Oleh, Dalem Tehang
“JAL, buat kopi sama teh dulu-lah. Biar lebih seru dengerin cerita Babe,” ucap Doni.
Ijal bergerak. Menyiapkan apa yang diinginkan Doni, mewakili penghuni kamar.
Setelah semua mendapat minuman hangat yang dibuat Ijal, aku pun bercerita tentang proses klarifikasi di kantor provos tadi.
Semua aku sampaikan apa adanya. Karena aku tahu, kawan-kawan sangat membutuhkan informasi yang lengkap. Selain juga berbagi pengalaman. Sesuatu yang seakan menjadi “buku putih” untuk bisa hidup di rumah tahanan.
Mendadak Adit tamping membuka pintu kamar dengan terburu-buru. Kami semua menatapkan pandangan ke arah pintu sel.
“Om, dipanggil komandan. Ditunggu di pos jaga,” kata Adit dengan suara kurang nyaman, seraya menatapku.
“Ada apalagi, Be?” tanya Aris, menyela.
Aku hanya menggelengkan kepala. Dan kemudian mengikuti Adit, berjalan menuju pos penjagaan.

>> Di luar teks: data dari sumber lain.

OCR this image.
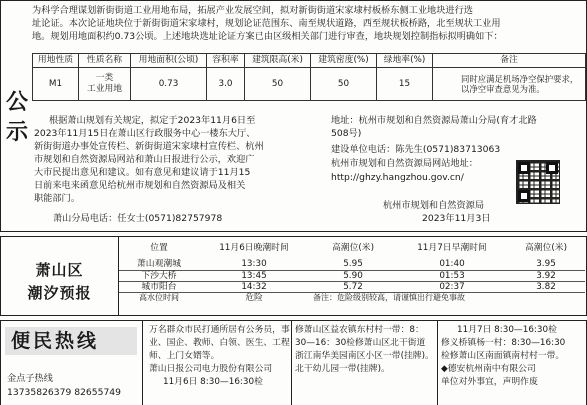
公
示
为科学合理谋划新街街道工业用地布局，拓展产业发展空间，拟对新街街道宋家埭村板桥东侧工业地块进行选
址论证。本次论证地块位于新街街道宋家埭村，规划论证范围东、南至规状道路，西至规状板桥路，北至规状工业用
地。规划用地面积约0.73公顷。上述地块选址论证方案已由区级相关部门进行审查，地块规划控制指标拟明确如下：
用地性质	性质名称	用地面积(公顷)	容积率	建筑限高(米)	建筑密度(%)	绿地率(%)	备注
M1	一类
工业用地	0.73	3.0	50	50	15	同时应满足机场净空保护要求，以净空审查意见为准。
根据萧山规划有关规定，拟定于2023年11月6日至
2023年11月15日在萧山区行政服务中心一楼东大厅、
新街街道办事处宣传栏、新街街道宋家埭村宣传栏、杭州
市规划和自然资源局网站和萧山日报进行公示，欢迎广
大市民提出意见和建议。如有意见和建议请于11月15
日前来电来函意见给杭州市规划和自然资源局及相关
职能部门。
萧山分局电话：任女士(0571)82757978
地址：杭州市规划和自然资源局萧山分局(育才北路
508号)
建设单位电话：陈先生(0571)83713063
杭州市规划和自然资源局网站地址：
http://ghzy.hangzhou.gov.cn/
杭州市规划和自然资源局
2023年11月3日
萧山区
潮汐预报
位置	11月6日晚潮时间	高潮位(米)	11月7日早潮时间	高潮位(米)
萧山观潮城	13:30	5.95	01:40	3.95
下沙大桥	13:45	5.90	01:53	3.92
城市阳台	14:32	5.72	02:37	3.82
高水位时间	危险	备注：危险级别较高，请谨慎出行避免事故		
便民热线
金点子热线
13735826379 82655749

万名群众市民打通所居有公务员，事

业、国企、教师、白领、医生、工程

师、上门女婿等。

萧山日报公司电力股份有限公司

11月6日 8:30—16:30检

修萧山区益农镇东村村一带：8：

30—16：30检修萧山区北干街道

浙江南华美园南区小区一带(挂牌)。

北干幼儿园一带(挂牌)。

11月7日 8:30—16:30检

修义桥镇杨一村：8:30—16:30

检修萧山区南面镇南村村一带。

◆德安杭州南中有限公司

单位对外事宜，声明作废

Ku lihat pak Rudy duduk santai di ruang penjagaan. Memakai t-shirt warna putih dilengkapi dengan jaket kulit warna hitam, malam itu tampilan komandan tahti ini sangat gagah dan keren.
“Duduk sini, pak Mario,” kata pak Rudy begitu melihat aku datang.
Ia perintahkan seorang petugas membuka pintu pemisah antara pos penjagaan dengan kompleks rumah tahanan.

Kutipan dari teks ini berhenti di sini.